From: Ardavan on
Hi,

Matlab's kmeans runs excruciatingly slow on large data sets (e.g. 128x10000). Is this normal or am I doing something wrong?

[idx centers] = kmeans(discriptors' ,250);

(disriptor is 128x10000)


I tried increasing the number of centers in the cluster and also tried increasing the , MaxIter to 500, because kmeans wasn't converging for 100 max iterations.
From: Doug Schwarz on
In article <hqd9i9$kdu$1(a)fred.mathworks.com>,
"Ardavan " <rustpanjguh(a)gmail.com> wrote:

> Hi,
>
> Matlab's kmeans runs excruciatingly slow on large data sets (e.g. 128x10000).
> Is this normal or am I doing something wrong?
>
> [idx centers] = kmeans(discriptors' ,250);
>
> (disriptor is 128x10000)
>
>
> I tried increasing the number of centers in the cluster and also tried
> increasing the , MaxIter to 500, because kmeans wasn't converging for 100 max
> iterations.


It's not the size of the data set (10000 points in 128-dimensional space
is quite modest), but the number of clusters you are requesting (250)
that makes it take so long.

--
Doug Schwarz
dmschwarz&ieee,org
Make obvious changes to get real email address.
From: Ardavan on
Doug Schwarz <see(a)sig.for.address.edu> wrote in message <see-C7D421.21414117042010(a)news.frontiernet.net>...
> In article <hqd9i9$kdu$1(a)fred.mathworks.com>,
> "Ardavan " <rustpanjguh(a)gmail.com> wrote:
>
> > Hi,
> >
> > Matlab's kmeans runs excruciatingly slow on large data sets (e.g. 128x10000).
> > Is this normal or am I doing something wrong?
> >
> > [idx centers] = kmeans(discriptors' ,250);
> >
> > (disriptor is 128x10000)
> >
> >
> > I tried increasing the number of centers in the cluster and also tried
> > increasing the , MaxIter to 500, because kmeans wasn't converging for 100 max
> > iterations.
>
>
> It's not the size of the data set (10000 points in 128-dimensional space
> is quite modest), but the number of clusters you are requesting (250)
> that makes it take so long.
>
> --
> Doug Schwarz
> dmschwarz&ieee,org
> Make obvious changes to get real email address.

Hi Doug,

Thanks for responding to my question. To get a reasonable response time from kmeans, What is the number of clusters you'd choose for a 10000 points of 128 dimensions data set?

Thanks
From: Doug Schwarz on
In article <hqf55k$mb6$1(a)fred.mathworks.com>,
"Ardavan " <rustpanjguh(a)gmail.com> wrote:

> Doug Schwarz <see(a)sig.for.address.edu> wrote in message
> <see-C7D421.21414117042010(a)news.frontiernet.net>...
> > In article <hqd9i9$kdu$1(a)fred.mathworks.com>,
> > "Ardavan " <rustpanjguh(a)gmail.com> wrote:
> > > Matlab's kmeans runs excruciatingly slow on large data sets (e.g.
> > > 128x10000).
> > > Is this normal or am I doing something wrong?
> > >
> > > [idx centers] = kmeans(discriptors' ,250);

[snip]

> > It's not the size of the data set (10000 points in 128-dimensional space
> > is quite modest), but the number of clusters you are requesting (250)
> > that makes it take so long.
>
> Hi Doug,
>
> Thanks for responding to my question. To get a reasonable response time from
> kmeans, What is the number of clusters you'd choose for a 10000 points of 128
> dimensions data set?

I have only ever run kmeans for a small number of clusters, say less
than about 20. I have noticed that it takes longer to run with k = 10
than k = 3 so I can only imagine how long it would take if k = 250.

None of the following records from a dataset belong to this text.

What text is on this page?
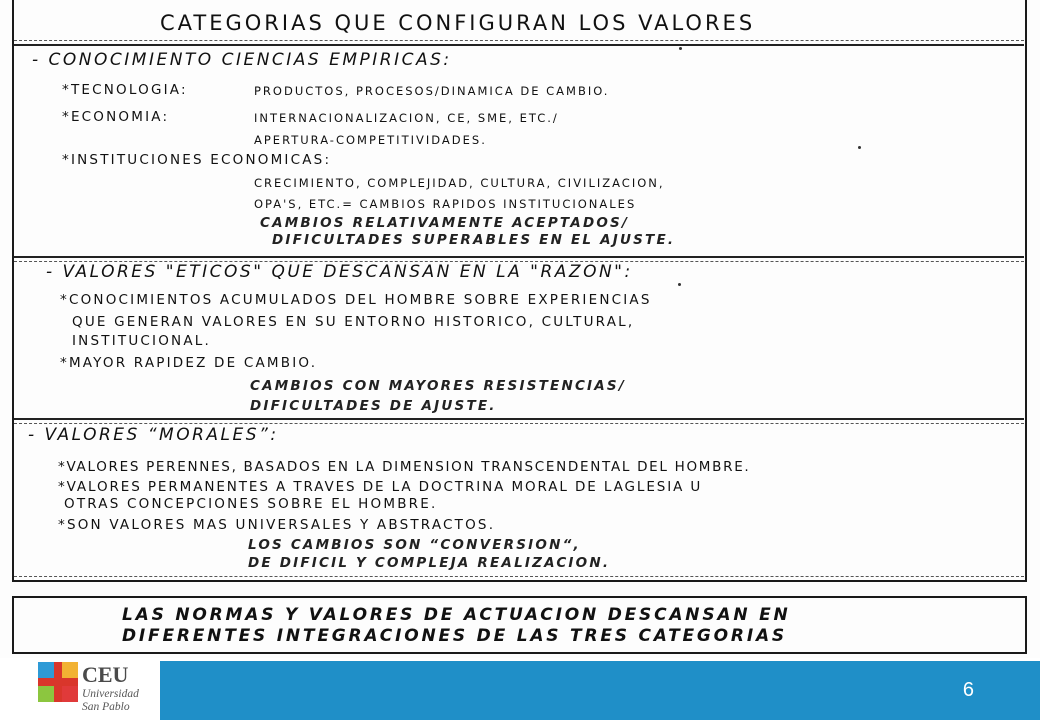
CATEGORIAS QUE CONFIGURAN LOS VALORES
- CONOCIMIENTO CIENCIAS EMPIRICAS:
*TECNOLOGIA:	PRODUCTOS, PROCESOS/DINAMICA DE CAMBIO.
*ECONOMIA:	INTERNACIONALIZACION, CE, SME, ETC./
APERTURA-COMPETITIVIDADES.
*INSTITUCIONES ECONOMICAS:
CRECIMIENTO, COMPLEJIDAD, CULTURA, CIVILIZACION,
OPA'S, ETC.= CAMBIOS RAPIDOS INSTITUCIONALES
CAMBIOS RELATIVAMENTE ACEPTADOS/
DIFICULTADES SUPERABLES EN EL AJUSTE.
- VALORES "ETICOS" QUE DESCANSAN EN LA "RAZON":
*CONOCIMIENTOS ACUMULADOS DEL HOMBRE SOBRE EXPERIENCIAS
QUE GENERAN VALORES EN SU ENTORNO HISTORICO, CULTURAL,
INSTITUCIONAL.
*MAYOR RAPIDEZ DE CAMBIO.
CAMBIOS CON MAYORES RESISTENCIAS/
DIFICULTADES DE AJUSTE.
- VALORES “MORALES”:
*VALORES PERENNES, BASADOS EN LA DIMENSION TRANSCENDENTAL DEL HOMBRE.
*VALORES PERMANENTES A TRAVES DE LA DOCTRINA MORAL DE LAGLESIA U
OTRAS CONCEPCIONES SOBRE EL HOMBRE.
*SON VALORES MAS UNIVERSALES Y ABSTRACTOS.
LOS CAMBIOS SON “CONVERSION“,
DE DIFICIL Y COMPLEJA REALIZACION.
LAS NORMAS Y VALORES DE ACTUACION DESCANSAN EN
DIFERENTES INTEGRACIONES DE LAS TRES CATEGORIAS
CEU
Universidad
San Pablo
6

The correct value depends on how *you* want to cluster the data. It is
a weakness of kmeans that you have to specify the number of clusters so
if you're not sure about that then you have to run it with different
values of k and pick the result you like best.

Since I have no idea what your data looks like, what it represents or
what you are trying to do I can't really help to pick k, but it is easy
to try small values and see what happens.

--
Doug Schwarz
dmschwarz&ieee,org
Make obvious changes to get real email address.